Intravenous immunoglobulin (IVIG) is an effective immunomodulatory treatment for immune dysregulation diseases. However, the mechanisms by which it reduces systemic inflammation are not well understood. NK cell cytotoxicity is decreased by IVIG in women with reduced fertility, but IVIG effects on NK cells in immune dysregulation are less clear. We hypothesized that IVIG modulation of lymphocyte function, especially in NK cells, is important for resolution of inflammation. Our aim was to identify IVIG-induced changes in a cohort of patients with Kawasaki disease (KD) and those that occur broadly in pediatric patients with various immune dysregulatory diseases. Peripheral blood mononuclear cells (PBMCs) of patients with KD or autoimmune/inflammatory diseases were phenotyped pre and post high dose IVIG treatment by flow cytometry. In KD patients, after IVIG infusion T(reg) cell frequency and the proportion of activated CD25(+) immunoregulatory CD56(bright) NK cells was increased, and multiple lymphocyte subsets showed increased expression of the lymphoid tissue homing receptor CD62L. Importantly, IVIG treatment decreased the frequency of cells expressing the degranulation marker CD107a among cytotoxic CD56(dim) NK cells, which was reflected in a significant reduction in target cell killing and in decreased production of multiple pro-inflammatory mediators. Interestingly, the activating receptor CD336 was expressed on a higher proportion of CD56(bright) NK cells after IVIG in both KD and autoimmune/inflammatory patients while other NK receptors were increased differentially in each cohort.

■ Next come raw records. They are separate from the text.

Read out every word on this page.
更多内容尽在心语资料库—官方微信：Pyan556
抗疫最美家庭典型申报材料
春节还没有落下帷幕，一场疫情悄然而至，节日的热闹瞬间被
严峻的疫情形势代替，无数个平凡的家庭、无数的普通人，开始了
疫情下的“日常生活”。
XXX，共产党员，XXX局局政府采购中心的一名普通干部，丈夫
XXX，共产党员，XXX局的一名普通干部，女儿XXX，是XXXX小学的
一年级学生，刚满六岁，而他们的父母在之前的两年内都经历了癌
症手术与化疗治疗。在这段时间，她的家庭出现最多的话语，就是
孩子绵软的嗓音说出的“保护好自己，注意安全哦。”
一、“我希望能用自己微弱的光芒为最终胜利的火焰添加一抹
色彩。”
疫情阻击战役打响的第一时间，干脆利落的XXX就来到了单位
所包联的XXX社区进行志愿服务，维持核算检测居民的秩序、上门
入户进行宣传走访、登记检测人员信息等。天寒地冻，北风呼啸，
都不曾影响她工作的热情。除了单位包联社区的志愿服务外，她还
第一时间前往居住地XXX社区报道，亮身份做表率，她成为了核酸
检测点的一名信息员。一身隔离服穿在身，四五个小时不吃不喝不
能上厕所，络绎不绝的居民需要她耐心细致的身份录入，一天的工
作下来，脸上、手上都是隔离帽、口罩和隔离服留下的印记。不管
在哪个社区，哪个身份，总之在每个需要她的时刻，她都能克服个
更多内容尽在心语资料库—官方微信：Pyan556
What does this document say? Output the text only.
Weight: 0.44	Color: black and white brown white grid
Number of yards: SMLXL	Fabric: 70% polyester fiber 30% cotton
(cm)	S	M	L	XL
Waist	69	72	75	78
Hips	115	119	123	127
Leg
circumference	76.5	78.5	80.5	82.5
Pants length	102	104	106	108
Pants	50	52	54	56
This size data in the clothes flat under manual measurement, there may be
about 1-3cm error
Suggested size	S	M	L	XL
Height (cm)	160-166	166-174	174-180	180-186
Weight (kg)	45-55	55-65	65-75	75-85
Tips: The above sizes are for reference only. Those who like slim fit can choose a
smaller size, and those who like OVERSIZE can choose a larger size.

In autoimmune/inflammatory patients IVIG induced the proliferation marker CD71 on a higher percentage of CD56(dim) NK cells, and in contrast to KD patients, CD107a(+) cells were increased in this subset. Furthermore, when PBMCs were stimulated ex vivo with IL-2 or Candida antigen in autologous plasma, more of the CD4(+) T cells of KD patients expressed CD25 after IVIG therapy but fewer cytotoxic T cells were degranulated based on CD107a expression. In summary, IVIG treatment in patients with immune dysregulation has multiple effects, especially on NK cell subsets and CD4(+) T cells, which are compatible with promoting resolution of inflammation. These novel findings provide insight into the immunomodulatory actions of IVIG in autoimmune and inflammatory conditions.